Antimicrobials Flashcards

1
Q

Isoniazid

A
  • MOA-Isoniazid inhibits the synthesis of mycolic acids, which are essential components of the mycobacterial cell wall. Isoniazid is a pro-drug converted by catalase-peroxidase (KatG) to an active metabolite, the nicotinoyl radical, which reacts with NAD to produce adducts that inhibit InhA encoded enoyl acyl carrier protein reductase and the KasA acyl carrier protein synthase to inhibit the synthesis of mycolic acids, which are essential components of the mycobacterial cell wall. A Nicotinoyl-NADP adduct inhibits mycobacterial DHFR as well.
  • Tox-High doses of isoniazid increases the risk of peripheral neuritis.
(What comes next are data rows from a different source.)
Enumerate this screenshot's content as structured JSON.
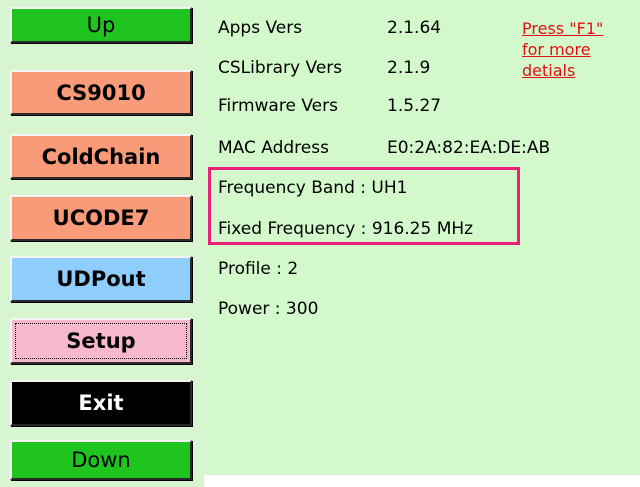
{
  "colors": {
    "sidebar_bg": "#d8f5d1",
    "content_bg": "#d3f8cc",
    "up_down_button": "#1fc41f",
    "orange_button": "#f99b79",
    "blue_button": "#8fcdfc",
    "pink_button": "#f7b7cd",
    "exit_button": "#000000",
    "highlight_border": "#e8207a",
    "help_text": "#e21010"
  },
  "nav": {
    "up": "Up",
    "cs9010": "CS9010",
    "coldchain": "ColdChain",
    "ucode7": "UCODE7",
    "udpout": "UDPout",
    "setup": "Setup",
    "exit": "Exit",
    "down": "Down"
  },
  "info": {
    "apps_label": "Apps Vers",
    "apps_value": "2.1.64",
    "cslib_label": "CSLibrary Vers",
    "cslib_value": "2.1.9",
    "firmware_label": "Firmware Vers",
    "firmware_value": "1.5.27",
    "mac_label": "MAC Address",
    "mac_value": "E0:2A:82:EA:DE:AB",
    "frequency_band": "Frequency Band : UH1",
    "fixed_frequency": "Fixed Frequency : 916.25 MHz",
    "profile": "Profile : 2",
    "power": "Power : 300"
  },
  "help": {
    "line1": "Press \"F1\"",
    "line2": "for more",
    "line3": "detials"
  }
}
Isoniazid also may precipitate convulsions in patients with seizure disorders, and rarely, in patients with no history of seizures. Hepatotoxic metabolites in slow acetylators. Optic neuritis and atrophy also have occurred during therapy with the drug.
  • Resistance to isoniazid develops rapidly and is due to polymorphic fast NAT2 acetylation, mutation of the KatG gene that encodes the activating catalase-peroxidase, a missense mutation of the INHA gene involved in mycolic acid synthesis or mutation of KasA.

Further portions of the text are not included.